Last week, I wrote about how a proposal to change the design of residential electric rates might get in the way of efforts to encourage energy efficiency. Sushil Jacob, a keen-eyed student in my Energy Regulation and the Environment class, points to another potential problem. PG&E, the largest utility providing service in California, wants to change its rates. Currently, residential customers pay higher rates the more power they demand. Customers who use a lot of power every month are charged in five increments, and each one is more expensive than the last. PG&E wants to reduce the increments to three, and spread some of the remaining costs among all of its residential customers in the form of a flat $3 monthly fee. My concern was that reducing the bills of the biggest users could encourage them to use more, while the smaller users suddenly facing higher bills would have less marginal use to shed.
Apparently there is more to be concerned about. The Oakland Tribune quotes solar energy industry reps as worrying that eliminating the two highest cost increments could hurt solar energy development in the state. It is the customers paying the highest charges that stand to gain the most by installing photovoltaic solar collectors on their homes. The highest rate is currently almost 50 cents per kilowatt hour. With the change, the new highest rate would be about 29 cents. The Tribune reports that the redesigned rates would radically change the economics of solar energy use for many customers.
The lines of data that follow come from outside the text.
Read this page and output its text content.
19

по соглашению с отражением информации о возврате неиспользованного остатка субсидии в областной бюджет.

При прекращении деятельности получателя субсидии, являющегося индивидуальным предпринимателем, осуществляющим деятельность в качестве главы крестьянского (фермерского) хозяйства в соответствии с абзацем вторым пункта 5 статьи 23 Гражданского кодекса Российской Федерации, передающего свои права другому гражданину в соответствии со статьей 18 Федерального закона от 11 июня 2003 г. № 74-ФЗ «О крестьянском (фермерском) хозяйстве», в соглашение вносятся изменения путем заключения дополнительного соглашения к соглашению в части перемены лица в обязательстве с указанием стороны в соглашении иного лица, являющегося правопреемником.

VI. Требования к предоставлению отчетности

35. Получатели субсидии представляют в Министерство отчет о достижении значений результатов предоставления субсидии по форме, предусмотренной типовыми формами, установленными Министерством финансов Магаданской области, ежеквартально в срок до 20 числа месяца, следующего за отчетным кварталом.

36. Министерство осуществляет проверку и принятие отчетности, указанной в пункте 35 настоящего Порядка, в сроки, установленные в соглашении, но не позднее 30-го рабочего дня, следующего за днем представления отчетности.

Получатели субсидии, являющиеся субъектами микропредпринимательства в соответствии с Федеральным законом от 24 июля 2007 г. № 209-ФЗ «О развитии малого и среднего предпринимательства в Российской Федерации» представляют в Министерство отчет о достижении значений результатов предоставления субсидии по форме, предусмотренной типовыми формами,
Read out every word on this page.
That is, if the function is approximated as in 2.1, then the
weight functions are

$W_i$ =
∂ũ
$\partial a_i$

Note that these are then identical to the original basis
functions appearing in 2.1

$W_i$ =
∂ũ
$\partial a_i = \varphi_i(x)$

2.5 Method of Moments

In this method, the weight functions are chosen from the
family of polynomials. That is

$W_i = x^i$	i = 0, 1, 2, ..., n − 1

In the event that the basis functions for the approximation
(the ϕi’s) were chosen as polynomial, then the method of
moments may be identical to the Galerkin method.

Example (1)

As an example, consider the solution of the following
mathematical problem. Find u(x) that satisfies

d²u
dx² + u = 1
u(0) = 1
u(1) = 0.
“I’m not prepared to say this is some kind of death knell,” said Adam Browning, executive director of the nonprofit Vote Solar Initiative. “While it lowers the top tier, it also expands the middle tier, and could possibly bring more people into a sweet spot for solar. But many industry insiders aren’t so sure. PG&E points out that 40% of the residential solar in the state is on the homes of its customers, and that it supports various solar energy programs. All of the best intent, however, doesn’t matter if the rate change effects behavior. It is up to the state’s Public Utilities Commission to figure all of this out and decide whether to approve the utility’s proposal.